Portland Recap, or Behind The Donuts
When we finally got to Portland our enthusiasm getting out of the car may not have been so appropriate considering the quality and welcome of our motel, but nobody had been able to move all night and the car had developed a perpetual fart smell about six hours ago. Our transition from equipment-cramped stereo-blaring careening-northwards-through-the-night in the car to the mysteriously-stained, occasional-distant-screams, dirty cold and still cramped motel room took a lot of whiskey.
Timmy drank most of the whiskey and then went back to the room to throw a tantrum in his pink wife beater and long johns until we left him alone. Later at our radio interview we struggled to answer the first 12 questions in Chapter One of “How to Interview a Band for Your College Radio Show” without using the word motherfucker, only to learn that tomorrow’s gig had been CANCELLED because our generous hosts forgot to pay their rent and there was nowhere to play. At least that’s the story they told us. The next day while stumbling pathetically around town in the freezing rain, begging for a gig at every bar, venue, prominent street corner, and cute girl’s house, we learned the truth about Portland.
It seems that the Taiwanese mobsters have complete control of the music scene between Eugene and Seattle, and they’d blackballed the Bad Hand because of something racist that Zippy allegedly said in a convenience store in 2004. The rest of the afternoon then became our mission: Bad Hand vs the underground Taiwanese mafia. Everywhere we went it seemed one of them had just left, and we saw some following us around every corner. They wore trench coats and brightly knit caps and sinister expressions. Also they carried walkie-talkies. Once I was sure I saw two of them sneaking around, one standing on the other’s shoulders to look taller and wearing a really long trench coat.
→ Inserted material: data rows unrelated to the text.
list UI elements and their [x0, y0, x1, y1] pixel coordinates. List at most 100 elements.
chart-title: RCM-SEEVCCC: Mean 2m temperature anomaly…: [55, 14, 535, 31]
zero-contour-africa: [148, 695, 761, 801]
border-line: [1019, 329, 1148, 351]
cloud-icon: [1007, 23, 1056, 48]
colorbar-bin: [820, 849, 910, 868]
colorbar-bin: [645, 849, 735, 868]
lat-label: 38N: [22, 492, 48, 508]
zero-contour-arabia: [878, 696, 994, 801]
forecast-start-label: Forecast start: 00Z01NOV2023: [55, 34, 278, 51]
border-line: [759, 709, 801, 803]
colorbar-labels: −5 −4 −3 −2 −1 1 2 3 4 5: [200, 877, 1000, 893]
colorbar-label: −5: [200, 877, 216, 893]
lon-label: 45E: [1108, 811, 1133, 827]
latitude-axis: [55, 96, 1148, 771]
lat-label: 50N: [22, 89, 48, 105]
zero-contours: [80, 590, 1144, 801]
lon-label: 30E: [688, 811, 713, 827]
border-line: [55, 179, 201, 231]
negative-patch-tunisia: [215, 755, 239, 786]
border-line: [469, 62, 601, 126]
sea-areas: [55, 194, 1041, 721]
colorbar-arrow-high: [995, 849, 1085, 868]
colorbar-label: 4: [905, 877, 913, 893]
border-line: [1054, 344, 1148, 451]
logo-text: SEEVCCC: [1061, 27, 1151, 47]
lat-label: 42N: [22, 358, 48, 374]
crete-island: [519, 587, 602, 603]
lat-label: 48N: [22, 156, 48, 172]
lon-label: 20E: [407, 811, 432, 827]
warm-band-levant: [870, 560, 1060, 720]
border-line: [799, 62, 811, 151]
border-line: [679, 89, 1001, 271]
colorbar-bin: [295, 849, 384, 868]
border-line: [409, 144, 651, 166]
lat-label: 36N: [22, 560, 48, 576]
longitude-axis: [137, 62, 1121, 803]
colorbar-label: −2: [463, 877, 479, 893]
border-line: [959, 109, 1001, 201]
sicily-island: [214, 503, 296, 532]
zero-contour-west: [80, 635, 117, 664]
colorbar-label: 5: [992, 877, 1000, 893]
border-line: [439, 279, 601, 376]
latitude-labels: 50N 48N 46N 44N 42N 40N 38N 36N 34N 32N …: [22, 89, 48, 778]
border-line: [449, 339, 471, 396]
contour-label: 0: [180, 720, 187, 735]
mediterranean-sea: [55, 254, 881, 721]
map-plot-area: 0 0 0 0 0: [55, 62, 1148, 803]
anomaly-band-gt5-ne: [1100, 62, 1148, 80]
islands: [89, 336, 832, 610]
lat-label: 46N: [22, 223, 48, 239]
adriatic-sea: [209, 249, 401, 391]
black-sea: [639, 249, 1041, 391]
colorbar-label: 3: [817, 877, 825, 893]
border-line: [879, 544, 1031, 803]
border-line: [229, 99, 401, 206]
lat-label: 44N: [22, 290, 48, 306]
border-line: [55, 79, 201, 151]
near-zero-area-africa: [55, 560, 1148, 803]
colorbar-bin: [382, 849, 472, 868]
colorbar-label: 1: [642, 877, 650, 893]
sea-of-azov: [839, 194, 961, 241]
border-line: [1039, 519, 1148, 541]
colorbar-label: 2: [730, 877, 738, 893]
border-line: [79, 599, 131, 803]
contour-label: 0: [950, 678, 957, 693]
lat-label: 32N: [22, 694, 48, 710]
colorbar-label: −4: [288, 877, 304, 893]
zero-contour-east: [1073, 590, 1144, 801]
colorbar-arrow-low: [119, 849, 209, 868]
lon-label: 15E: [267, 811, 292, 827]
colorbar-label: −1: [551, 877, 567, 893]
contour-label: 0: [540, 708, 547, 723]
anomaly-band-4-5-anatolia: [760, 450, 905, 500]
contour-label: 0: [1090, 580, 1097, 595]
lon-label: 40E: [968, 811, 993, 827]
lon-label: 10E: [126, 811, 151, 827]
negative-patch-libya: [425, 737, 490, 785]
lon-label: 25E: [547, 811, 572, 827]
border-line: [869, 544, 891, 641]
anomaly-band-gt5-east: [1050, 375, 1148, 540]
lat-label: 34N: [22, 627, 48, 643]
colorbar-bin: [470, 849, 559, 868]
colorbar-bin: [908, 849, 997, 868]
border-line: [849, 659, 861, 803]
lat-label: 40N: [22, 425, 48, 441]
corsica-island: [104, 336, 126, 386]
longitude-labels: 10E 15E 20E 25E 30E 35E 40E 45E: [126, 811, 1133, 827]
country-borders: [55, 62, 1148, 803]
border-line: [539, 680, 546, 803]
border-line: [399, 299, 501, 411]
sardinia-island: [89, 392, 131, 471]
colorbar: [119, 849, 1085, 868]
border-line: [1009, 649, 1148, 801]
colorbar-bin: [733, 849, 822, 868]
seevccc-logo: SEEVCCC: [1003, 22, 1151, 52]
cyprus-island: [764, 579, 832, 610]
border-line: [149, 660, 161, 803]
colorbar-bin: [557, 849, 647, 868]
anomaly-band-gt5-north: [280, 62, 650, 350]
Eventually, fed up with the total lack of success, the booking agents wouldn’t even look straight at us and several of them crossed themselves when we left, we decided to take a breather at the bar across the street from our haunted motel. That’s right the place was haunted. Burning-hot hair straighteners had been found, plugged in, in empty rooms. Rattling. Anyway across the street was more whiskey and there we befriended a chubby, lonely out-of-towner whose name I forgot, who sat at the bar with us and told us his life story, which I also forgot. Friendly dude, though. He got up to pee and an hour later we found his body floating in the motel pool across the street. Pinned to his back, and still dry since he was so fat and floating facedown, the paper was well above the water level, was a note that read “GO HOME BAD HAND”. How did they do that? Did they pin the note on him after dumping him in the pool? Did they have a crane? Well we got the message, but now we had to avenge our friend the bar dude’s tragic death. It looked like the Koreans stabbed him in the knees a bunch of times. Did I say Koreans? I meant Taiwanese. I can’t tell them apart.
In any case it was on now and Oh yes, we would be playing a set in this goddamn freezing stupid city. It was personal now. All we had to do was contact a member of the secret club Punk Rockers Against the Mafia. PRAM. You’ve heard of PRAM? They were our only hope. Unfortunately, like all true punk rockers, they were all between 13 and 16 years old. It’s an angst thing. So maybe less of a rebel movement and more of a carpool group, but they’re all over myspace. One of them agreed to a secret meeting at Voodoo Donuts which had just been written up in Maxim, and we went incognito, trying to tone down our hippie rockstar image. By which I mean we made Dan wear a hat. But the punk never showed! I heard on the news later he was found in an alley, both his little legs broken, beaten with a walkie-talkie wrapped in his own spiked collar.
Things were heating up in Portland, but we couldn’t cave. Portland needed an injection of Bad Hand something awful and we had a duty to rock. So we lured the manager of Voodoo Donuts into the bathroom, stuffed his mouth with a cruller so he wouldn’t scream, tied him up with Timmy’s long johns and locked the door behind us. Fortunately we had just had a haunted motel-trashing biblefight deathmatch before coming and our pockets were full of crumpled torn bible pages we used to stuff the insulation of the bathroom to soundproof it. We set up on the loft platform above the bathroom, crouched under the ceiling, and brought the rock to Portland.
We played the hell out of that set, the smell of donut in our noses and tears in our eyes for bar dude and punk kid. The place quickly filled up with sugar-hungry would-be moshers, but just outside a crowd of sinister figures in trench coats formed, all staring at the donut shop, all tapping their walkie-talkies against their legs menacingly and deliberately off beat. They were waiting for us, but we could outlast them. We could play for days.